Chip sector may dodge tariff shock
PUTRAJAYA: Malaysia's semiconductor industry is unlikely to be severely affected by the revised tariffs announced by the United States, says Datuk Seri Anwar Ibrahim.
The Prime Minister said Malaysia was grateful to secure a 19% tariff rate following recent negotiations, which is a relatively favourable outcome compared to neighbouring countries.
Anwar added that the positive outcome could also possibly be due to the country's success in mediating the Thailand-Cambodia conflict.
'Tariff concerns, particularly in the semiconductor industry, have caused significant unease recently.
'Previously, these were mostly exempted.
'However, most of these companies are US-based or already have commitments to continue their investments and production in the US, so they won't be severely affected,' he said in his speech during the 2026 Budget Consultation Council at the Finance Ministry here yesterday.
However, Anwar said there are some exceptions such as Infineon, a German semiconductor manufacturer that mainly caters to the needs of Germany and Europe, as well as other countries.
'So, we're monitoring the situation,' said Anwar.
Earlier, US President Donald Trump announced sweeping new tariffs on many countries, with plans to impose 100% tariffs on semiconductors imported from countries that do not produce, or do not plan to produce, chips within the United States.
Reportedly, only companies that have invested in or are building chip-manufacturing facilities in the United States would be exempt.
On the event, Anwar said in his closing speech the 2026 Budget will be adjusted to align with the larger framework of the 13th Malaysia Plan (13MP), which stresses the importance of 'raising both the ceiling and the floor', which illustrates the emphasis on inclusive growth while upholding good governance.
'We cannot talk about growth and investment without also addressing the lower end ... which is the floor.
'Inflation won't simply go away; prices will rise gradually. But if wages rise proportionately or higher, the cost of living burden will be less painful than what many are experiencing now,' he said.
Finance Minister II Datuk Seri Amir Hamzah Azizan also reiterated that the 2026 Budget will be formulated to align with the objectives of the 13MP, with a strong focus on accelerating high-growth sectors such as the semiconductor industry, energy transition initiatives, and the Islamic economy.
The government, said Amir Hamzah, will outline key measures that will produce inclusive growth.
'These include the semiconductor industry, energy transition initiatives, and the Islamic economy, all of which will continue to receive strong government backing.
'I am confident that the many industry representatives present today will be able to contribute constructive proposals.'
The engagement session was attended by more than 300 participants from the private sector, chambers of commerce, non-governmental organisations, economists, industry players, and civil servants.
According to Parliament's meeting agenda, the 2026 Supply Bill (Budget) is scheduled to be tabled in October.
Amir Hamzah added that the government will continue to empower micro, small and medium enterprises as well as start-ups to become producers of products and services proudly labelled 'Made by Malaysia'.
The minister said the digital and artificial intelligence (AI) agenda will also remain a key focus area, in line with efforts to foster a culture of innovation and drive value-based economic growth.
On a separate matter, Anwar also signalled his support to raise tobacco tax following calls from certain quarters to end the decade-long moratorium on excise duty hikes.
'I agree with the spirit of that proposal.
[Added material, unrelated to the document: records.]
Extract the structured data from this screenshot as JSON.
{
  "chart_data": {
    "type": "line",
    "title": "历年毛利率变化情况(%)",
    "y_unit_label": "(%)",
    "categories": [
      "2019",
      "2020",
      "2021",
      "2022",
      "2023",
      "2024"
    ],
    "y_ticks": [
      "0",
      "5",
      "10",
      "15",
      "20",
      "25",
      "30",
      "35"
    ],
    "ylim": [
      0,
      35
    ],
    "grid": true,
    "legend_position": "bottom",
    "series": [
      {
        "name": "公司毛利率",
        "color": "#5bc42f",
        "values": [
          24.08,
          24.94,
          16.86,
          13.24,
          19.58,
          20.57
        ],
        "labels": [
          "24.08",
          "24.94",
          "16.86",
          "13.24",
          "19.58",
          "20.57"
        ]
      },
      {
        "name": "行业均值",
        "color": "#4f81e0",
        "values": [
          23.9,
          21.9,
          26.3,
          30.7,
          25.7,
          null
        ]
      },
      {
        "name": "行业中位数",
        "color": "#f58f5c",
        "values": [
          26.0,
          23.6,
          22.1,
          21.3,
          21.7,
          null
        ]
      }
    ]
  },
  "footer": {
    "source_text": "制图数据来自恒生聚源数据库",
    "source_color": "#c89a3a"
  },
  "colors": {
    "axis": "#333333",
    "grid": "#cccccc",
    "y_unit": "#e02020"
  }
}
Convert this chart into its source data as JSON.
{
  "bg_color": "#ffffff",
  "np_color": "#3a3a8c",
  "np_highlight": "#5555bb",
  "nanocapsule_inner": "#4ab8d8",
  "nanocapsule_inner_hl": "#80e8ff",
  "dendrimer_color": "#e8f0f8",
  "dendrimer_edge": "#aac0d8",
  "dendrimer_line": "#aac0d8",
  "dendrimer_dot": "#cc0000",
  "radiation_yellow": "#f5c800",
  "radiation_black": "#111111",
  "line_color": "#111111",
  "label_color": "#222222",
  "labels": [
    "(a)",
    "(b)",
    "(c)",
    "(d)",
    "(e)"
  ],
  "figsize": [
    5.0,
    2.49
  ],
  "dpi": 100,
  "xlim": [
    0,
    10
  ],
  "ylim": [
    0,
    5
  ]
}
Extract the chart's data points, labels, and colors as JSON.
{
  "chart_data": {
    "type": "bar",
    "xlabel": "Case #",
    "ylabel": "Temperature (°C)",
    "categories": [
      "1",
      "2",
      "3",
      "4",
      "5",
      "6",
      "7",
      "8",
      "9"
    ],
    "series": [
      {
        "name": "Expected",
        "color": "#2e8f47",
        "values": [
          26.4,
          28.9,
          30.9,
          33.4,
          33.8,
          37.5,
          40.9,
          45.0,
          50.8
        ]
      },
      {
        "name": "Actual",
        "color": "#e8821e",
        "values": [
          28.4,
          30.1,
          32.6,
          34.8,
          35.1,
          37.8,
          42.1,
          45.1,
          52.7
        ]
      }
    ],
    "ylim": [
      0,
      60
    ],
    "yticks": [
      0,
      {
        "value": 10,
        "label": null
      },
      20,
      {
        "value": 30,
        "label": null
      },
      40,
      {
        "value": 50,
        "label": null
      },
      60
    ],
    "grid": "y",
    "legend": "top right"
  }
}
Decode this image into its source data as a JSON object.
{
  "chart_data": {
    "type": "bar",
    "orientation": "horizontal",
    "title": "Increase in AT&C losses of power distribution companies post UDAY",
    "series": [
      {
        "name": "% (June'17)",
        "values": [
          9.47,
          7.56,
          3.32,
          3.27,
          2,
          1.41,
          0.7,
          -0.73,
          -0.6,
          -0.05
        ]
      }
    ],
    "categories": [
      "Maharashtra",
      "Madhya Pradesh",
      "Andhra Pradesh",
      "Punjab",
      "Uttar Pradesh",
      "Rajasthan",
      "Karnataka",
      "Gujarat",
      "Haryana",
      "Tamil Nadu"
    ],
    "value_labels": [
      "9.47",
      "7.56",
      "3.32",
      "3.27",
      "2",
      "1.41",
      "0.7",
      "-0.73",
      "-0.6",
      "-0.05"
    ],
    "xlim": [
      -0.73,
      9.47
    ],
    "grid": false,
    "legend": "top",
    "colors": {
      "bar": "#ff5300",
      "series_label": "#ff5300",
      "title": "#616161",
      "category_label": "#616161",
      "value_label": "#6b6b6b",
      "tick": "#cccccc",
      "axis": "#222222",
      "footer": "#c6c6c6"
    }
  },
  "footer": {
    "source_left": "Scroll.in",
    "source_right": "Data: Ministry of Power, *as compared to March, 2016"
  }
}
I myself not only do not smoke, but also fully support anti-smoking campaigns,' said Anwar.
The last major increase in tobacco excise duty was in 2015, when the government raised it by 42.8%. Tobacco taxes have remained unchanged since then.
On July 31, the Prime Minister announced that pro-health taxes will be expanded to cover tobacco, vape and alcohol products.
Anwar stressed the need to handle health risks, stressing that it is not solely for tax revenue.